Indeed, the wireless component may be the most significant implication of the standard as 2.5G and 5G Ethernet will allow connectivity to 802.11ac Wave 2 Access Points, considered by many to be the real driving force behind bringing up the speed of traditional NBase-T products.

“As new 802.11ac Wave 2 wireless technology is being deployed the need to offload more and more data at higher and higher speeds from the wireless to the wired network has never been so critical,” wrote Sachin Gupta, vice president of product management in a blog celebrating the ratification. “Going beyond 1 Gb/s with existing Cat5e and Cat6 cables was little more than a talking point two years ago. But now with NBASE-T, we have the ability to extend the life of an enormous asset —your wired network. The Cat5e and Cat6 installed in just the last 15 years now exceeds an estimated 70 billion meters of cabling, which is more than 10 trips to Pluto,”

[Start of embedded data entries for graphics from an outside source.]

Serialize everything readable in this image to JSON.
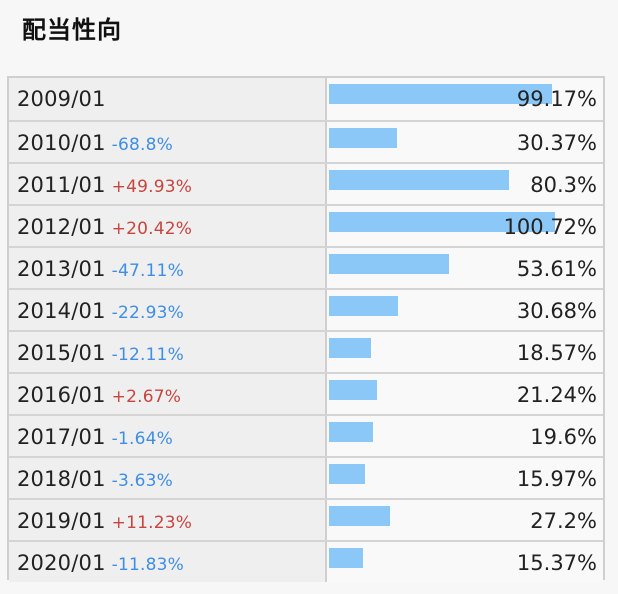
{
  "title": "配当性向",
  "chart_data": {
    "type": "bar",
    "orientation": "horizontal",
    "title": "配当性向",
    "categories": [
      "2009/01",
      "2010/01",
      "2011/01",
      "2012/01",
      "2013/01",
      "2014/01",
      "2015/01",
      "2016/01",
      "2017/01",
      "2018/01",
      "2019/01",
      "2020/01"
    ],
    "values": [
      99.17,
      30.37,
      80.3,
      100.72,
      53.61,
      30.68,
      18.57,
      21.24,
      19.6,
      15.97,
      27.2,
      15.37
    ],
    "value_labels": [
      "99.17%",
      "30.37%",
      "80.3%",
      "100.72%",
      "53.61%",
      "30.68%",
      "18.57%",
      "21.24%",
      "19.6%",
      "15.97%",
      "27.2%",
      "15.37%"
    ],
    "changes": [
      "",
      "-68.8%",
      "+49.93%",
      "+20.42%",
      "-47.11%",
      "-22.93%",
      "-12.11%",
      "+2.67%",
      "-1.64%",
      "-3.63%",
      "+11.23%",
      "-11.83%"
    ],
    "colors": {
      "bar": "#8cc8f7",
      "negative": "#3f8ee6",
      "positive": "#c8453f"
    }
  }
}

Gupta added: “For some, a re-cabling isn’t even possible. For others, unfeasible. For the rest, re-cabling is just costly and disruptive. It is easy to imagine the value of delivering multi-gigabit speeds to the more than 1.3 billion Cat 5e/6 outlets worldwide if it doesn’t require the huge head-ache and expense of a major cable replacement. The promise of NBASE-T has to have nearly every CFO, CTO, building manager and IT group breathing a huge sigh of relief.”

“The applications for NBASE-T solutions are vast and growing. Enterprise, small medium business, industrial and home networks can take advantage of this technology to enable higher capacity wireless access points and faster downloads to client systems such as medical imaging systems that work with large data files, upgraded industrial and home networks,” the NBASE-T Alliance wrote of the ratification.

"Last quarter, NBASE-T switch and access point ports surged significantly as enterprises began to upgrade their campus networks to speeds beyond 1G," said Alan Weckel, vice president of Ethernet switch market research at Dell'Oro Group in a statement. "There will be a sizable upgrade cycle around NBASE-T technology with robust growth expected over the next several years. As a result, we expect 2017 NBASE-T port shipments to exceed three million ports."

+More on Network World: Low-speed Ethernet champions set plugfest ahead of new net standard

Hand-in-hand with adoption of a low-speed Ethernet standard by the IEEE, proponents of the technology will hold an interoperability plugfest in October to tout the readiness of 2.5GBASE-T and 5GBASE-T products. For the plugfest, which will be held the week of Oct. 10 at the University of New Hampshire InterOperability Laboratory in Durham, N.H., the two groups behind the new Ethernet speeds the Ethernet Alliance and the NBASE-T Alliance will work together and share post-event results of the interoperability testing performed.